Consequence: an upstream library (e.g. tesseract_command_language.dll) that calls CEREAL_REGISTER_TYPE populates its own registry only. A downstream .pyd that does serialization reads from its own empty registry and fails at runtime with RuntimeError: Trying to save an unregistered polymorphic type. The type really is registered upstream — just not in the registry the consumer actually consults.

CEREAL_FORCE_DYNAMIC_INIT is not enough on its own.
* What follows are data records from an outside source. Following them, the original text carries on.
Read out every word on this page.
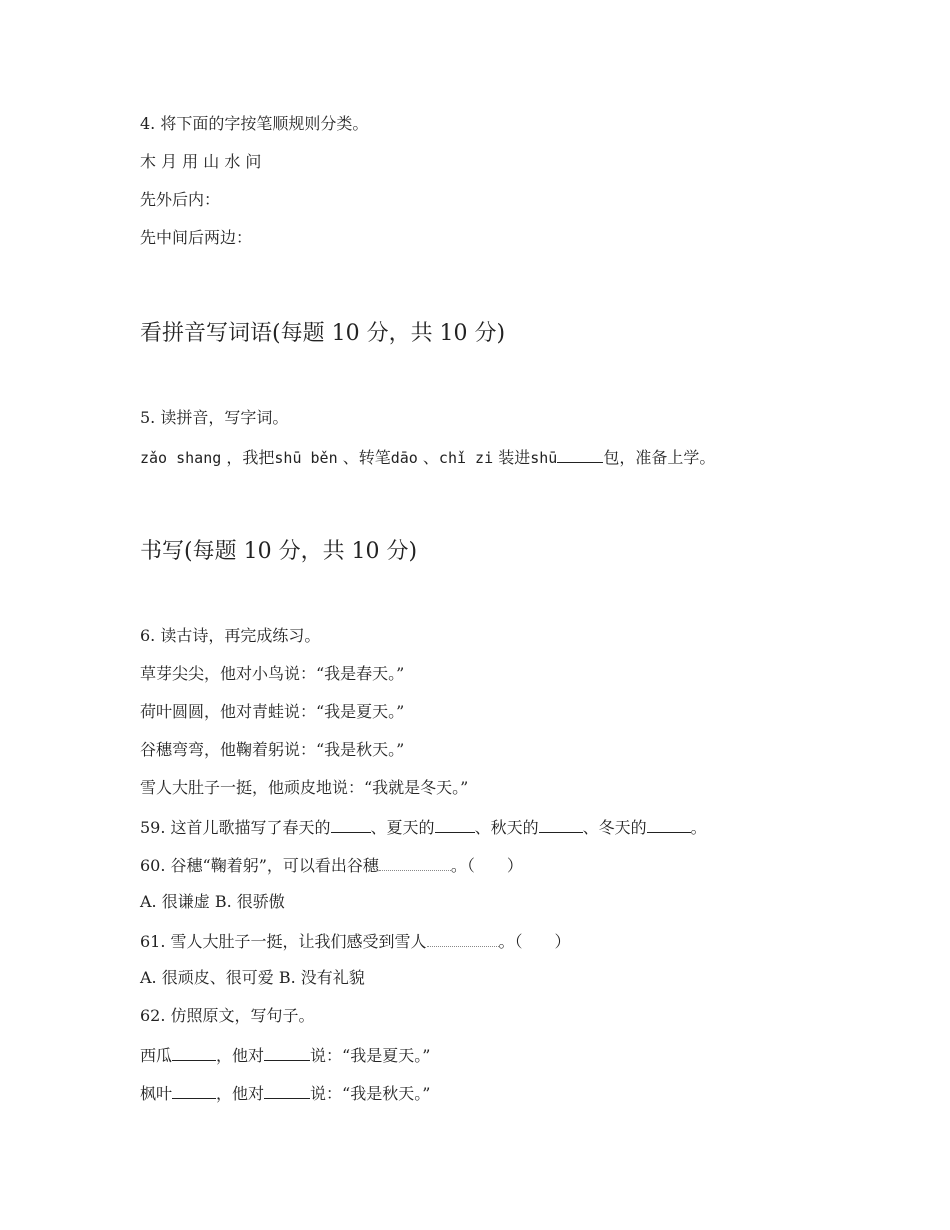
4. 将下面的字按笔顺规则分类。
木 月 用 山 水 问
先外后内：
先中间后两边：
看拼音写词语(每题 10 分，共 10 分)
5. 读拼音，写字词。
zǎo shang ，我把shū běn 、转笔dāo 、chǐ zi 装进shū	包，准备上学。
书写(每题 10 分，共 10 分)
6. 读古诗，再完成练习。
草芽尖尖，他对小鸟说：“我是春天。”
荷叶圆圆，他对青蛙说：“我是夏天。”
谷穗弯弯，他鞠着躬说：“我是秋天。”
雪人大肚子一挺，他顽皮地说：“我就是冬天。”
59. 这首儿歌描写了春天的	、夏天的	、秋天的	、冬天的	。
60. 谷穗“鞠着躬”，可以看出谷穗	。（　　）
A. 很谦虚 B. 很骄傲
61. 雪人大肚子一挺，让我们感受到雪人	。（　　）
A. 很顽皮、很可爱 B. 没有礼貌
62. 仿照原文，写句子。
西瓜	，他对	说：“我是夏天。”
枫叶	，他对	说：“我是秋天。”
It anchors upstream's registration TU to keep the linker from stripping it, but doesn't bridge the registry gap on the consumer side.

The actual Windows fix is to mirror upstream's registration block in the consumer TU. For tesseract_command_language types (MoveInstructionPoly, CompositeInstruction, etc.) that means copying every CEREAL_REGISTER_TYPE and CEREAL_REGISTER_POLYMORPHIC_RELATION line from upstream tesseract_command_language/src/cereal_serialization.cpp into our binding. Re-registration is a no-op on Linux/macOS (cereal tolerates duplicate registrations of the same {type, archive} pair) and populates the consumer's per-DLL registry on Windows. See src/tesseract_serialization/tesseract_serialization_bindings.cpp for the canonical placement; keep CEREAL_FORCE_DYNAMIC_INIT(LibName) as belt-and-suspenders on the producer side.